Dalam paparannya, Lathifah menyebut pelaksanaan pembangunan Kabupaten Malang Tahun 2025 telah berjalan sesuai ketentuan. Ia menegaskan capaian tersebut merupakan hasil kerja bersama seluruh elemen pemerintah daerah.
“Seluruh kemajuan dan capaian pembangunan di berbagai bidang merupakan hasil kerja keras kita bersama,” ujarnya.
Selain pertumbuhan ekonomi sebesar 5,92 persen, sejumlah indikator makro juga menunjukkan capaian positif. Di antaranya tingkat kemiskinan sebesar 8,78 persen, rasio gini 0,343, Indeks Pembangunan Manusia (IPM) 74,45, serta realisasi investasi mencapai Rp5,39 triliun.
Kemudian, Indeks Reformasi Birokrasi tercatat 84,28, Indeks Harmoni Indonesia (IHI) sebesar 6,9, dan Indeks Kualitas Lingkungan Hidup (IKLH) sebesar 75,67.
“Secara umum capaian pembangunan Kabupaten Malang Tahun 2025 dapat dikategorikan baik, bahkan melampaui target pada sejumlah indikator makro,” tegasnya.
Dalam kesempatan itu, Pemkab Malang juga menegaskan komitmen peningkatan Pendapatan Asli Daerah (PAD) melalui optimalisasi sumber pendapatan tanpa membebani masyarakat serta tetap menjaga iklim investasi yang kondusif.
Sementara kebijakan belanja daerah diarahkan pada prinsip keadilan dan peningkatan kualitas pelayanan publik berbasis aspirasi masyarakat serta kemampuan daerah.
Adapun lima prioritas pembangunan Kabupaten Malang meliputi pengentasan kemiskinan dan peningkatan kualitas SDM, penguatan ekonomi berbasis sektor unggulan dan UMKM, peningkatan tata kelola pemerintahan yang bersih, penguatan ketertiban dan perlindungan masyarakat, serta pemerataan infrastruktur dan keberlanjutan lingkungan.
Tak hanya itu, sepanjang 2025 Kabupaten Malang berhasil meraih 437 penghargaan, terdiri dari 4 tingkat internasional, 64 nasional, 280 provinsi, dan 89 regional Malang Raya.
Menurut Wakil Bupati, capaian tersebut menjadi motivasi untuk terus meningkatkan daya saing dan kinerja pemerintah daerah.

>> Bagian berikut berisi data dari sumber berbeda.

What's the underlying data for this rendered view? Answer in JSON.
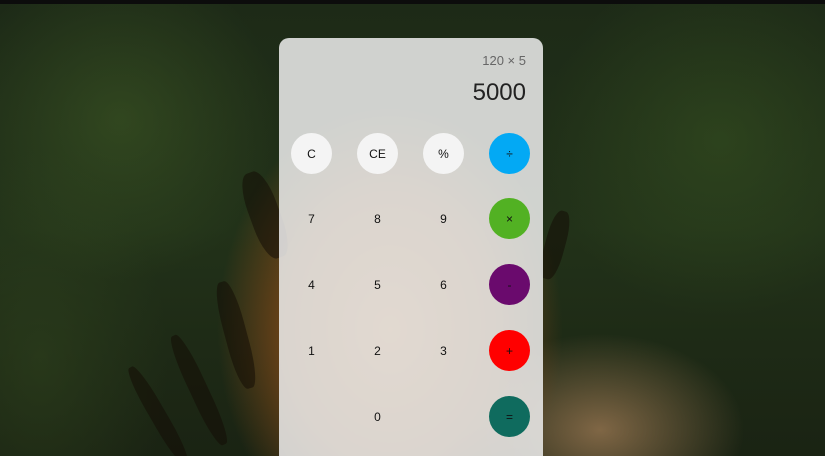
{
  "display": {
    "expression": "120 × 5",
    "result": "5000"
  },
  "keys": {
    "clear": "C",
    "clear_entry": "CE",
    "percent": "%",
    "divide": "÷",
    "seven": "7",
    "eight": "8",
    "nine": "9",
    "multiply": "×",
    "four": "4",
    "five": "5",
    "six": "6",
    "subtract": "-",
    "one": "1",
    "two": "2",
    "three": "3",
    "add": "+",
    "zero": "0",
    "equals": "="
  },
  "colors": {
    "divide": "#03a9f4",
    "multiply": "#52b123",
    "subtract": "#6a0a6d",
    "add": "#ff0000",
    "equals": "#0f6b5e"
  }
}
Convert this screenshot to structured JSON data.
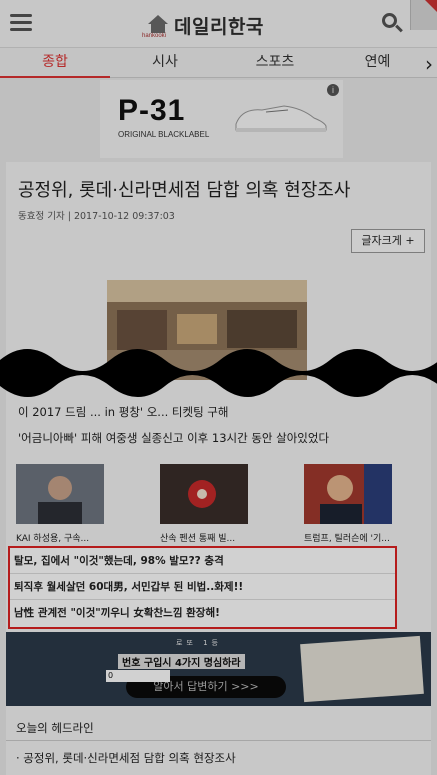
{
  "header": {
    "logo_text": "데일리한국",
    "logo_sub": "hankooki"
  },
  "tabs": [
    {
      "label": "종합",
      "active": true
    },
    {
      "label": "시사",
      "active": false
    },
    {
      "label": "스포츠",
      "active": false
    },
    {
      "label": "연예",
      "active": false
    }
  ],
  "ad": {
    "title": "P-31",
    "subtitle": "ORIGINAL BLACKLABEL",
    "info": "i"
  },
  "article": {
    "headline": "공정위, 롯데·신라면세점 담합 의혹 현장조사",
    "byline": "동효정 기자 | 2017-10-12 09:37:03",
    "font_size_button": "글자크게 +",
    "related_partial": "이 2017 드림 ... in 평창' 오... 티켓팅 구해",
    "related_line": "'어금니아빠' 피해 여중생 실종신고 이후 13시간 동안 살아있었다",
    "thumbs": [
      {
        "caption": "KAI 하성용, 구속..."
      },
      {
        "caption": "산속 펜션 통째 빌..."
      },
      {
        "caption": "트럼프, 틸러슨에 '기..."
      }
    ]
  },
  "promo": {
    "rows": [
      "탈모, 집에서 \"이것\"했는데, 98% 발모?? 충격",
      "퇴직후 월세살던 60대男, 서민갑부 된 비법..화제!!",
      "남性 관계전 \"이것\"끼우니 女확찬느낌 환장해!"
    ]
  },
  "lotto": {
    "top": "로또 1등",
    "title": "번호 구입시 4가지 명심하라",
    "input_value": "0",
    "button": "알아서 답변하기 >>>"
  },
  "headline_section": {
    "title": "오늘의 헤드라인",
    "item": "· 공정위, 롯데·신라면세점 담합 의혹 현장조사"
  }
}
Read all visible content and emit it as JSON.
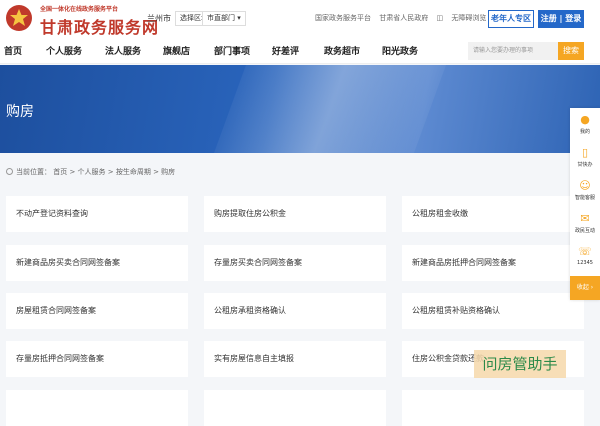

Di akhir penyampaian, Pemkab Malang menekankan pentingnya sinergi seluruh pihak dalam menghadapi tantangan pembangunan ke depan, termasuk dalam melanjutkan Rencana Pembangunan Jangka Menengah Daerah (RPJMD) sebagai bagian dari tahapan RPJPD 2025–2045.
“Diperlukan sinergi semua pihak untuk mencapai hasil pembangunan yang lebih baik dan berkelanjutan,” pungkasnya. (arf)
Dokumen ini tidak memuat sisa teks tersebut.